Die berufs- und wirtschaftspädagogische Qualifikationsforschung leistet einerseits ihren Beitrag zur Lehrplanerstellung, was aber als alleinige Legitimation einer pädagogischen Disziplin nicht ausreichend wäre. Darüber hinaus bietet sie die Möglichkeit, mit „pädagogischem Blick“ gegenwärtige Curricula zu vergleichen und zu hinterfragen. Neue Konzepte zur Ermittlung von Anforderungen können erstellt werden, deren Forschungsdesign erziehungswissenschaftlich geprägt ist (vgl. Büchter 2005, S. 17-18).
Die Bedingung für die Umsetzung derartiger Ansätze ist eine Änderung im Verständnis von Qualifikationsforschung als ein „technokratischer Prozess […] innerhalb dessen Tätigkeitsanforderungen aus vermeintlich objektiven Größen […] abgeleitet werden können“ (ebd., S. 18).
Am Ansatz von Lisop wird deutlich, dass es unterschiedliche Ebenen eines Berufsbildes gibt (vgl. Lisop 2003, S. 317). Betrachtet man diese Ebenen unter dem Aspekt der gesamtgesellschaftlichen Bedeutung, der organisationalen Formgebung der Arbeit, der Arbeitsabläufe und des subjektbezogenen Kompetenzspektrums[EB4] (vgl. ebd.), lässt sich die Vielschichtigkeit der Qualifikationsforschung in der Berufspädagogik erkennen. Dies gilt es in entsprechenden Untersuchungen zu berücksichtigen.
In einem Schaubild hat Büchter übersichtlich die „Aufgabenfelder berufs- und wirtschaftspädagogischer Qualifikationsforschung“ (Büchter 2005, S. 20) aufgezeigt.
Analyse und Entwicklung von Qualifikationskonzepten; curriculare Transformation Legitimation, Entwicklung Erprobung einer Fragestellung
Abbildung 1: „Aufgabenfelder berufs- und wirtschaftspädagogischer Qualifikationsforschung“ (ebd.)
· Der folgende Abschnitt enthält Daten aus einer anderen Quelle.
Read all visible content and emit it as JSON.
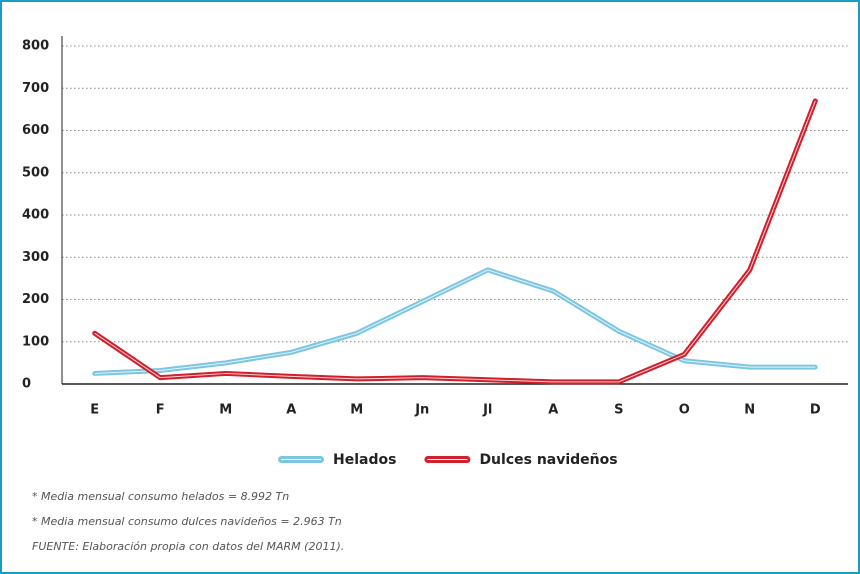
{
  "chart_data": {
    "type": "line",
    "categories": [
      "E",
      "F",
      "M",
      "A",
      "M",
      "Jn",
      "Jl",
      "A",
      "S",
      "O",
      "N",
      "D"
    ],
    "series": [
      {
        "name": "Helados",
        "color": "#7cc6e2",
        "values": [
          25,
          32,
          50,
          75,
          120,
          195,
          270,
          220,
          125,
          55,
          40,
          40
        ]
      },
      {
        "name": "Dulces navideños",
        "color": "#d21f2c",
        "values": [
          120,
          15,
          25,
          18,
          12,
          15,
          10,
          5,
          5,
          70,
          270,
          670
        ]
      }
    ],
    "ylim": [
      0,
      800
    ],
    "yticks": [
      0,
      100,
      200,
      300,
      400,
      500,
      600,
      700,
      800
    ],
    "grid": true,
    "notes": [
      "* Media mensual consumo helados = 8.992 Tn",
      "* Media mensual consumo dulces navideños = 2.963 Tn",
      "FUENTE: Elaboración propia con datos del MARM (2011)."
    ]
  }
}
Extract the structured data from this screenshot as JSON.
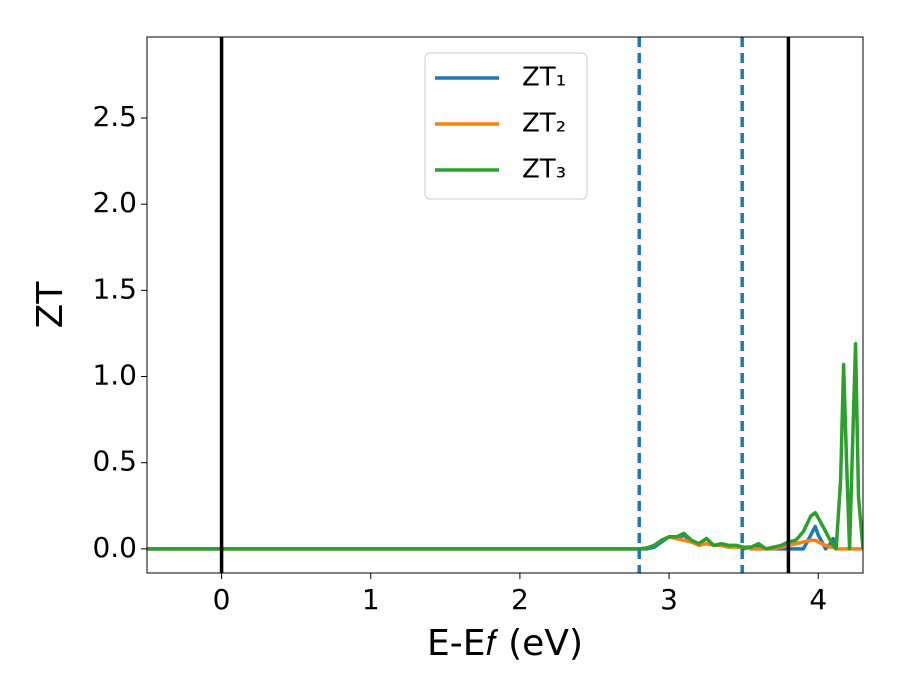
{
  "chart_data": {
    "type": "line",
    "xlabel": "E-E𝑓 (eV)",
    "ylabel": "ZT",
    "xlim": [
      -0.5,
      4.3
    ],
    "ylim": [
      -0.14,
      2.97
    ],
    "xticks": [
      0,
      1,
      2,
      3,
      4
    ],
    "yticks": [
      {
        "value": 0,
        "label": "0.0"
      },
      0.5,
      {
        "value": 1,
        "label": "1.0"
      },
      1.5,
      {
        "value": 2,
        "label": "2.0"
      },
      2.5
    ],
    "legend": "upper center",
    "vlines": [
      {
        "x": 0,
        "color": "#000000",
        "style": "solid"
      },
      {
        "x": 2.8,
        "color": "#1f77b4",
        "style": "dashed"
      },
      {
        "x": 3.49,
        "color": "#1f77b4",
        "style": "dashed"
      },
      {
        "x": 3.8,
        "color": "#000000",
        "style": "solid"
      }
    ],
    "x": [
      -0.5,
      2.7,
      2.8,
      2.85,
      2.9,
      2.95,
      3.0,
      3.05,
      3.1,
      3.15,
      3.2,
      3.25,
      3.3,
      3.35,
      3.4,
      3.45,
      3.5,
      3.55,
      3.6,
      3.65,
      3.7,
      3.75,
      3.8,
      3.85,
      3.9,
      3.95,
      3.98,
      4.0,
      4.05,
      4.08,
      4.1,
      4.12,
      4.15,
      4.17,
      4.19,
      4.21,
      4.23,
      4.25,
      4.27,
      4.3
    ],
    "series": [
      {
        "name": "ZT₁",
        "color": "#1f77b4",
        "values": [
          0,
          0,
          0,
          0,
          0.01,
          0.04,
          0.07,
          0.06,
          0.08,
          0.04,
          0.03,
          0.06,
          0.02,
          0.03,
          0.01,
          0.02,
          0,
          0.01,
          0.02,
          0,
          0,
          0,
          0,
          0,
          0,
          0.08,
          0.13,
          0.08,
          0,
          0.03,
          0.06,
          0,
          null,
          null,
          null,
          null,
          null,
          null,
          null,
          null
        ]
      },
      {
        "name": "ZT₂",
        "color": "#ff7f0e",
        "values": [
          0,
          0,
          0,
          0.005,
          0.02,
          0.05,
          0.07,
          0.06,
          0.05,
          0.04,
          0.02,
          0.03,
          0.02,
          0.02,
          0.01,
          0.01,
          0.01,
          0,
          0,
          0,
          0,
          0.01,
          0.02,
          0.03,
          0.04,
          0.05,
          0.05,
          0.04,
          0.02,
          0.01,
          0.01,
          0,
          0,
          0,
          0,
          0,
          0,
          0,
          0,
          0
        ]
      },
      {
        "name": "ZT₃",
        "color": "#2ca02c",
        "values": [
          0,
          0,
          0,
          0.005,
          0.02,
          0.05,
          0.07,
          0.07,
          0.09,
          0.05,
          0.03,
          0.06,
          0.02,
          0.03,
          0.02,
          0.02,
          0.01,
          0.01,
          0.03,
          0,
          0.01,
          0.02,
          0.04,
          0.05,
          0.1,
          0.19,
          0.21,
          0.18,
          0.1,
          0.05,
          0.02,
          0,
          0.4,
          1.07,
          0.5,
          0,
          0.6,
          1.19,
          0.3,
          0
        ]
      }
    ]
  }
}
Wie in den vorhergehenden Abschnitten angemerkt, entsprechen die verschiedenen Instrumente in der Qualifikationsforschung nicht den Anforderungen an ein umfassendes, das Subjekt in den Mittelpunkt stellendes, Forschungsverfahren. Aus diesem Grund hat sich in den letzten Jahren eine Entwicklung der Qualifikationsforschung in zwei unterschiedliche Richtungen abgezeichnet:
Die berufswissenschaftliche Qualifikationsforschung und die bildungswissenschaftliche Qualifikationsforschung. Beim berufswissenschaftlichen Ansatz liegt der Schwerpunkt auf Untersuchungen im gewerblich-technischen Bereich. Seinen Ursprung hat diese Forschungsrichtung im Institut Technik und Bildung (ITB) der Universität Bremen. Ziel dieser Qualifikationsforschung ist „die Identifikation und Beschreibung der für die Ausübung des Berufes notwendigen Kenntnisse und Fertigkeiten zur Curriculumentwicklung“ (Kleiner 2005, S. 64), wobei als Untersuchungsgegenstand die Facharbeit bzw. der gewerblich-technische Bereich der Ausbildung dient. Der bildungswissenschaftliche Ansatz hingegen stellt die Entwicklung und Bildung des Subjekts in den Mittelpunkt seiner Forschung. Dem ungeachtet haben beide Richtungen den Anspruch, dass ihre Forschungsarbeiten die Curriculumforschung und -konstruktion prägen. Beide Ansätze werden als wichtiger Bestandteil dieser Arbeit im vierten Kapitel näher betrachtet.
2.4 Zusammenfassung
In der Qualifikationsforschung werden verschiedene Analysemethoden genutzt, um Qualifikationen und den Qualifikationsbedarf der Berufsbildung auszuwerten. Trotz kritischer Einwände gegenüber arbeitswissenschaftlichen Methoden sind diese Untersuchungsverfahren in der Anwendung erprobt und jede einzelne weist Bestandteile auf, die sich im Hinblick auf eine Vereinigung von Qualifikationsforschung und Curriculumkonstruktion positiv einsetzen lassen. Die Industriesoziologische Qualifikationsforschung hat in diesem Zusammenhang eher eine ergänzende Aufgabe und wirkt sich nicht direkt auf die Berufsbildung aus. Die Berufs- und Wirtschaftspädagogik hingegen löst sich von ihren alten Traditionen in der Qualifikationsforschung und entwickelte zwei neue Forschungsrichtungen.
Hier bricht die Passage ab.